Pam Heckel started a street pho­tog­raphy project by taking vintage photos at the Hillsdale County Farmer’s Market. Courtesy | Pam Heckel

Pam Heckel ‘98, a local pho­tog­rapher, set up a vintage camera to the farmer’s market in order to capture the essence of Hillsdale County — all while raising money for a good cause.

This peculiar and portable darkroom often attracted attention at the Farmer’s Market.

“When people walk past my table at the Hillsdale County Farmers Market, they usually see my big black box first and wonder what it is,” Heckel said. “It has a small door on one end and a pant leg hanging off from the left side. Often I have my view camera dark cloth draped over the top and it looks a lot like a magician’s box. In some ways, I like to think of it as such.”

Com­bining her love for vintage pho­tog­raphy and her involvement with The Her­itage Asso­ci­ation, Heckel com­pleted her most recent project.

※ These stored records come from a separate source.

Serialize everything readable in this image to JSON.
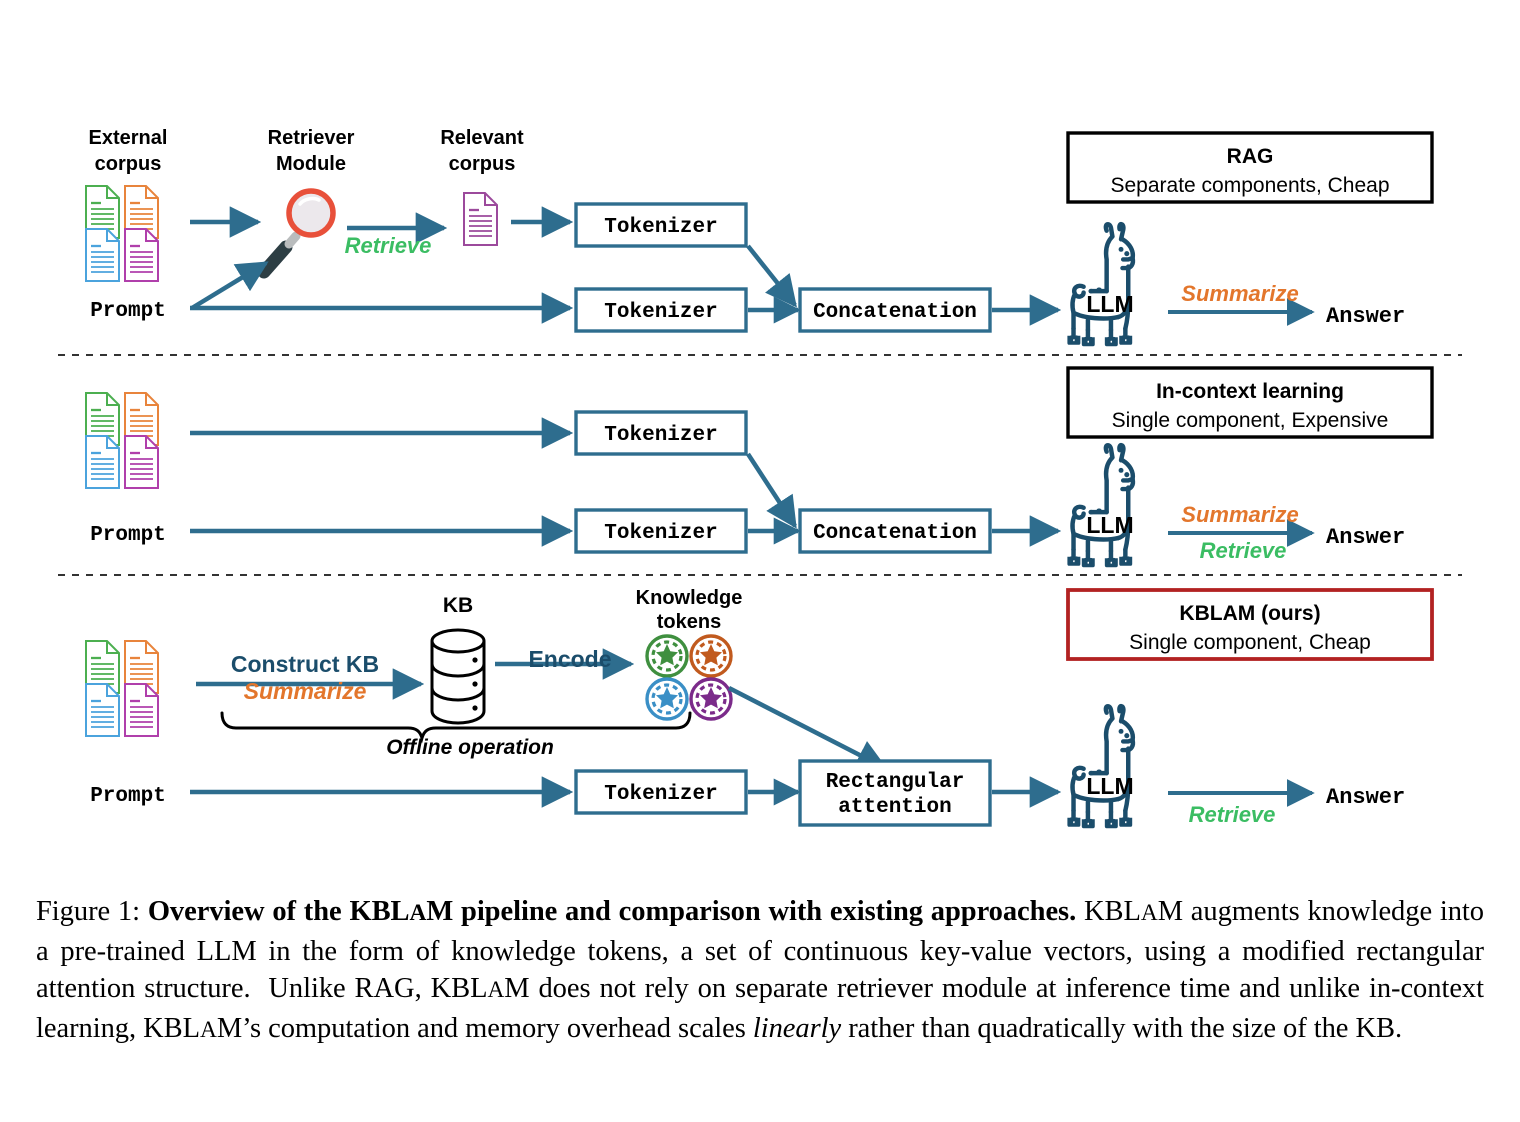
{
  "figure": {
    "rows": [
      {
        "id": "rag",
        "label_box": {
          "title": "RAG",
          "subtitle": "Separate components, Cheap",
          "border_color": "#000000"
        },
        "source_label_line1": "External",
        "source_label_line2": "corpus",
        "retriever_label_line1": "Retriever",
        "retriever_label_line2": "Module",
        "relevant_label_line1": "Relevant",
        "relevant_label_line2": "corpus",
        "retrieve_label": "Retrieve",
        "prompt_label": "Prompt",
        "tokenizer_top": "Tokenizer",
        "tokenizer_bottom": "Tokenizer",
        "concat_label": "Concatenation",
        "llm_label": "LLM",
        "edge_label_top": "Summarize",
        "answer_label": "Answer"
      },
      {
        "id": "icl",
        "label_box": {
          "title": "In-context learning",
          "subtitle": "Single component, Expensive",
          "border_color": "#000000"
        },
        "prompt_label": "Prompt",
        "tokenizer_top": "Tokenizer",
        "tokenizer_bottom": "Tokenizer",
        "concat_label": "Concatenation",
        "llm_label": "LLM",
        "edge_label_top": "Summarize",
        "edge_label_bottom": "Retrieve",
        "answer_label": "Answer"
      },
      {
        "id": "kblam",
        "label_box": {
          "title": "KBLAM (ours)",
          "subtitle": "Single component, Cheap",
          "border_color": "#b22222"
        },
        "construct_label": "Construct KB",
        "summarize_label": "Summarize",
        "kb_label": "KB",
        "encode_label": "Encode",
        "knowledge_label_line1": "Knowledge",
        "knowledge_label_line2": "tokens",
        "offline_label": "Offline operation",
        "prompt_label": "Prompt",
        "tokenizer": "Tokenizer",
        "attention_line1": "Rectangular",
        "attention_line2": "attention",
        "llm_label": "LLM",
        "edge_label_bottom": "Retrieve",
        "answer_label": "Answer"
      }
    ],
    "colors": {
      "arrow_blue": "#2e6d8e",
      "box_blue": "#2e6d8e",
      "llama_blue": "#1b4d6b",
      "green_accent": "#3bbd63",
      "orange_accent": "#e3762c",
      "kb_red": "#b22222",
      "doc_green": "#4caf50",
      "doc_orange": "#e8843c",
      "doc_blue": "#4ba3dd",
      "doc_purple": "#b03fab",
      "relevant_doc_purple": "#9c4a9c",
      "magnifier_red": "#e8503a",
      "magnifier_handle": "#2d3e44",
      "token_green": "#3f8f3f",
      "token_orange": "#c15a1e",
      "token_blue": "#3a8fc6",
      "token_purple": "#7b2b8a"
    },
    "doc_stack_colors": [
      "doc_green",
      "doc_orange",
      "doc_blue",
      "doc_purple"
    ]
  },
  "caption": {
    "prefix": "Figure 1:",
    "bold_title_a": "Overview of the ",
    "bold_title_kblam": "KBLaM",
    "bold_title_b": " pipeline and comparison with existing approaches.",
    "body": " KBLaM augments knowledge into a pre-trained LLM in the form of knowledge tokens, a set of continuous key-value vectors, using a modified rectangular attention structure.  Unlike RAG, KBLaM does not rely on separate retriever module at inference time and unlike in-context learning, KBLaM's computation and memory overhead scales linearly rather than quadratically with the size of the KB.",
    "italic_word": "linearly"
  }
}
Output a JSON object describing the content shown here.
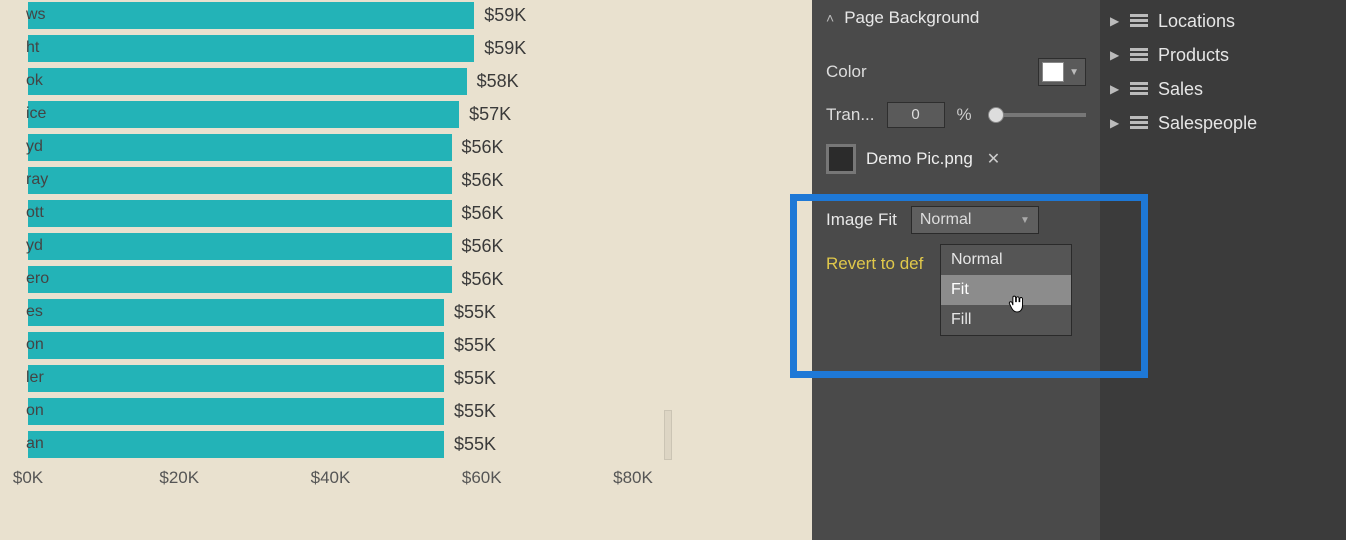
{
  "chart_data": {
    "type": "bar",
    "orientation": "horizontal",
    "categories": [
      "ws",
      "ht",
      "ok",
      "ice",
      "yd",
      "ray",
      "ott",
      "yd",
      "ero",
      "es",
      "on",
      "ler",
      "on",
      "an"
    ],
    "values": [
      59,
      59,
      58,
      57,
      56,
      56,
      56,
      56,
      56,
      55,
      55,
      55,
      55,
      55
    ],
    "value_labels": [
      "$59K",
      "$59K",
      "$58K",
      "$57K",
      "$56K",
      "$56K",
      "$56K",
      "$56K",
      "$56K",
      "$55K",
      "$55K",
      "$55K",
      "$55K",
      "$55K"
    ],
    "xlabel": "",
    "ylabel": "",
    "xlim": [
      0,
      80
    ],
    "x_ticks": [
      0,
      20,
      40,
      60,
      80
    ],
    "x_tick_labels": [
      "$0K",
      "$20K",
      "$40K",
      "$60K",
      "$80K"
    ],
    "bar_color": "#23b3b7"
  },
  "format_pane": {
    "section": "Page Background",
    "color_label": "Color",
    "color_value": "#ffffff",
    "transparency_label": "Tran...",
    "transparency_value": "0",
    "transparency_unit": "%",
    "image_name": "Demo Pic.png",
    "image_fit_label": "Image Fit",
    "image_fit_value": "Normal",
    "image_fit_options": [
      "Normal",
      "Fit",
      "Fill"
    ],
    "revert": "Revert to def"
  },
  "fields": {
    "items": [
      "Locations",
      "Products",
      "Sales",
      "Salespeople"
    ]
  }
}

In col­lab­o­ration with The Her­itage Asso­ci­ation, Heckel began her Street Por­trait Project in an effort to raise money for the association’s Black Bear Project.

The Black Bear Project will place bronze statues of a mother bear and her cubs in front of the Baw Beese Walking Trail in order to raise awareness for the species and to provide a bit more beauty to Hillsdale County.

“The Street Por­trait Project is extension of my interest in the ways that pho­tog­raphy can be used to convey a sense of place,” Heckel said.

Heckel spent many Sat­urdays at the Hillsdale Farmers Market with the portable darkroom that she built with the help of her husband, Christopher, in order to com­plete her project.

Par­tic­i­pation in the project was free of charge; passers-by would simply inquire as to what she was doing and then proceed to have their picture taken.

Heckel, orig­i­nally hailing from Litch­field, Illinois, received her B.A. in Art from Hillsdale College and later an MFA in Pho­tog­raphy from the Savannah College of Art & Design.

She cur­rently teaches pho­tog­raphy and digital imaging for the Art Institute of Pittsburgh’s Online Division, which she has done for over ten years.

While she pursued Art in college, Heckel’s artistic interests began much earlier.

“I was in junior high, maybe a little younger, when I first started learning about pho­tog­raphy. I made photos of favorite objects and animals and land­scapes. I also did a lot of pho­tog­raphy for my high school yearbook,” said Heckel.

Exploring pho­tog­raphy at a young age sparked an interest in her that would come to fruition during her time as an undergrad at Hillsdale College, where she dis­covered what route of pho­tog­raphy she wanted to devote herself to.

“I per­sonally fell in love with black and white film pho­tog­raphy after taking an intro to pho­tog­raphy course at Hillsdale College and learning how to develop film and make prints in the Sage Center darkroom over 20 years ago,” Heckel said. “Most people don’t see this of side pho­tog­raphy today.”

Hillsdale College juniors Hadiah Ritchey and Frances Weise were among the many to have their por­trait taken by Heckel at the farmer’s market.

“I found out about Pam Heckel when we went to the farmer’s market as a group outing for the New Dorm,” Ritchey said. “We were walking around and exploring when Pam reached out to us. She was very friendly and kind. I appre­ciated that she was using her skills to support wildlife.”

Weise echoed Ritchey’s sen­timent when she said, “Pam was super kind and nice to talk to. She seemed really excited about her project and it was really quick to take the photo, so I thought, why not?”

Shortly after their por­traits were taken, par­tic­i­pants could pur­chase a copy for $10 (all pro­ceeds going to The Black Bear Project). All por­traits were dis­played as an exhibit at Rough Draft and Studio 42 beginning Sept. 27.

As far as future projects go, Heckel is as full of ideas as she is enthu­siasm.

“I have a strong interest in stereo­scopic pho­tog­raphy and early 3‑D tech­nologies,” Heckel said. “I have a vintage Russian-made stereo­scopic camera that I would like to use next summer to make street por­traits.”